Even though I myself spend 23 hours per day on the computer writing my blog and buying unneeded things on etsy, I realize it is not healthy for my children to spend more than six seconds per day on the computer or their eyes will fall out of their heads and their brains will explode. (Yes, it is an awesome responsibility to be a parent.) Imagine my surprise when my kindergartner came home from school the other day tossing around computer trivia facts like they were Halloween candy.
“So, Mommy, my teacher in Computer Lab today was showing us how to boot up the computer. Then, you click the mice on the bottom left to open up your selected program option and then you can do a game about counting. You drag the mice to the individual apples in the tree until you see that is where the cursor is and then when you are done, you click on the little number icon and it lights up and chimes! It is so cool.”
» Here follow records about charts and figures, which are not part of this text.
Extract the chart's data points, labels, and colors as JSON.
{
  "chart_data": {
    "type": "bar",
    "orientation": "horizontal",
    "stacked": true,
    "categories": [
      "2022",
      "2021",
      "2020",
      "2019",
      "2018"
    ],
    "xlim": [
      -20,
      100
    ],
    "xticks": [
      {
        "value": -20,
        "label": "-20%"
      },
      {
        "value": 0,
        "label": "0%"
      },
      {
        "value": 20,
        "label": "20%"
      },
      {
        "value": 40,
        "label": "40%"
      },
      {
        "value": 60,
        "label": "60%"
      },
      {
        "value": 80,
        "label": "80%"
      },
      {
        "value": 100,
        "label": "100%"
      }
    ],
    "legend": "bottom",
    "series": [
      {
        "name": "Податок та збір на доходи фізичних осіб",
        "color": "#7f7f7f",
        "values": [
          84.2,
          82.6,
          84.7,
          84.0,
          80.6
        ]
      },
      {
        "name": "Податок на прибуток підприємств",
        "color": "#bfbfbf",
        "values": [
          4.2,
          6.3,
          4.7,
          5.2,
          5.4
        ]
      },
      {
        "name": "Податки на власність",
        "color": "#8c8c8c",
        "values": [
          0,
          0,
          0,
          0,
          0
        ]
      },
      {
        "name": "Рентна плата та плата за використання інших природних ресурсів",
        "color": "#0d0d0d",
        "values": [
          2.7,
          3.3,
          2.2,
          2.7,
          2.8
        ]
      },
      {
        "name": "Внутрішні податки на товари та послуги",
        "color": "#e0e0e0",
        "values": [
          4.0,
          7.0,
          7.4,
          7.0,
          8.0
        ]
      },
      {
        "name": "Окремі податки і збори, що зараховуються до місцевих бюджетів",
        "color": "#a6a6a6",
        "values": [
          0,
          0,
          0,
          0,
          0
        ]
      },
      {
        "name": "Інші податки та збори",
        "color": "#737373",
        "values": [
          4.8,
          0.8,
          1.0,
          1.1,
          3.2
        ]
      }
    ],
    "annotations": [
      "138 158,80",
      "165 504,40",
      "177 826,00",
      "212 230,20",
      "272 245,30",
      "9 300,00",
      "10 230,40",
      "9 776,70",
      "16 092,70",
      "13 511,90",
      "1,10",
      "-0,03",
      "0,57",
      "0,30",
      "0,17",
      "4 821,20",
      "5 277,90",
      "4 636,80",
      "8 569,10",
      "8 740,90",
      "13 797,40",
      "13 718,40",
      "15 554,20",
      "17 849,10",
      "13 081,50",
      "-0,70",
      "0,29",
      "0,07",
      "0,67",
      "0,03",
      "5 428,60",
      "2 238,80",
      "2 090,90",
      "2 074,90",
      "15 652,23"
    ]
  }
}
Wow, maybe I had been unnecessarily stingy with the computer time in our household. Maybe I was unconsciously stifling my children’s natural curiosity and intellectual growth, and unintentionally jeopardizing their futures as the next Bill Gates. At the insistent urging of my older son, I agreed that Short could do a Club Penguin computer game for five minutes (Queen Virgo handed him a timer).
We sat down together at the computer and I was amazed to discover that my child’s computer skills gleaned from one month in kindergarten far surpassed my own. The penguins had Puffles (small pets) and outfits and adventures and vacations and igloos and discothèques. The penguins seemed to live a nicer life than most college students.
Short was even kind enough to let me play Club Penguin for a minute. I didn’t understand what the heck was going on, but that’s okay because my helpful five-year-old was there to give me detailed instructions. When I got stuck and couldn’t really see some crucial element that was past the bottom of the screen, he commandeered the mouse and shouted, “Here, Mommy, squirrel down! Squirrel down!”
Thinking this was some sort of new character development/ plot twist in the land of penguins (squirrels are small, cute, and fuzzy—like Puffles), I asked for clarification.
“What squirrel? Where are the squirrels? Do I have to catch any of them? I don’t see them!”
Exasperated with Mommy’s unsettling lack of computer knowledge, Short repeated, “I said for you to squirrel down! You know, squirrel down!”
“Okay, Short, I’m trying, uh, to dance squirrel or climb somewhere, but I don’t see the squirrels?” Were squirrels black and white and float around on icebergs and go jet-skiing?
Tall, who had been watching over our shoulders this entire time, said, “Mom, what are you talking about? He’s saying scroll down.”